Deep Learning in Astrophysics
Yuan-Sen Ting
TL;DR
The paper surveys how deep learning can complement classical statistics in astronomy by embedding physical priors and symmetries into neural architectures, enabling learning from massive but sparsely labeled data. It surveys methodological foundations (universal approximation, architecture-induced inductive biases, and physics-informed constraints), then details cross-cutting techniques (multi-scale surrogates, simulation-based inference, anomaly detection, foundation models, RL, and LLM-based agents). It emphasizes practical benefits—data efficiency, robustness to domain shifts, and field-level inference—while cautioning about black-box critiques, the need for rigorous validation, and the risks of overclaiming super-resolution or universal transfer. The review argues for a balanced, physics-aware integration of DL with traditional methods to enhance information extraction, simulation fidelity, and autonomous scientific workflows across observational and theoretical astrophysics, while outlining concrete directions for future development and evaluation.
Abstract
Deep learning has generated diverse perspectives in astronomy, with ongoing discussions between proponents and skeptics motivating this review.

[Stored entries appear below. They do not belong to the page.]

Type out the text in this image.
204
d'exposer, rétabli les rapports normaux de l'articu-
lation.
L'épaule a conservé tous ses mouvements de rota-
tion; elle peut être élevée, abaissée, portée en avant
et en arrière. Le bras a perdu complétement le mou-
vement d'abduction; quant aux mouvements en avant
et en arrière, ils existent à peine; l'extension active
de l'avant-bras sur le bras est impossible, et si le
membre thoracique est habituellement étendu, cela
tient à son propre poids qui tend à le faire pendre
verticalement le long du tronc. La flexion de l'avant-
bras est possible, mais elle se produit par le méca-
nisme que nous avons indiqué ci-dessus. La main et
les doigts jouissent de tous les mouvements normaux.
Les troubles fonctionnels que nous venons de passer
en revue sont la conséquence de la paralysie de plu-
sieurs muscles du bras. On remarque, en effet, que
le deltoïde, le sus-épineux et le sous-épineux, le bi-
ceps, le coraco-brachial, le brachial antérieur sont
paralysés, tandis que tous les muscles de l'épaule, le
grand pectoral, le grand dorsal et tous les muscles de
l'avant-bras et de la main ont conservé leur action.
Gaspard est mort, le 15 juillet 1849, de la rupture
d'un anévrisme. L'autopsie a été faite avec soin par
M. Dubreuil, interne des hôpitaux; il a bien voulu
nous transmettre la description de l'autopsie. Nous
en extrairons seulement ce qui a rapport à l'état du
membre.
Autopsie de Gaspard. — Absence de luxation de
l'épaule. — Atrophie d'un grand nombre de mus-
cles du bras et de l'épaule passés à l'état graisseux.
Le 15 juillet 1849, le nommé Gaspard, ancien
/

We examine how neural networks complement classical statistics, extending our data analytical toolkit for modern surveys. Astronomy offers unique opportunities through encoding physical symmetries, conservation laws, and differential equations directly into architectures, creating models that generalize beyond training data. Yet challenges persist as unlabeled observations number in billions while confirmed examples with known properties remain scarce and expensive. This review demonstrates how deep learning incorporates domain knowledge through architectural design, with built-in assumptions guiding models toward physically meaningful solutions. We evaluate where these methods offer genuine advances versus claims requiring careful scrutiny. - Neural architectures overcome trade-offs between scalability, expressivity, and data efficiency by encoding physical symmetries and conservation laws into network structure, enabling learning from limited labeled data. - Simulation-based inference and anomaly detection extract information from complex, non-Gaussian distributions where analytical likelihoods fail, enabling field-level cosmological analysis and systematic discovery of rare phenomena. - Multi-scale neural modeling bridges resolution gaps in astronomical simulations, learning effective subgrid physics from expensive high-fidelity runs to enhance large-volume calculations where direct computation remains prohibitive. - Emerging paradigms-reinforcement learning for telescope operations, foundation models learning from minimal examples, and large language model agents for research automation-show promise though are still developing in astronomical applications.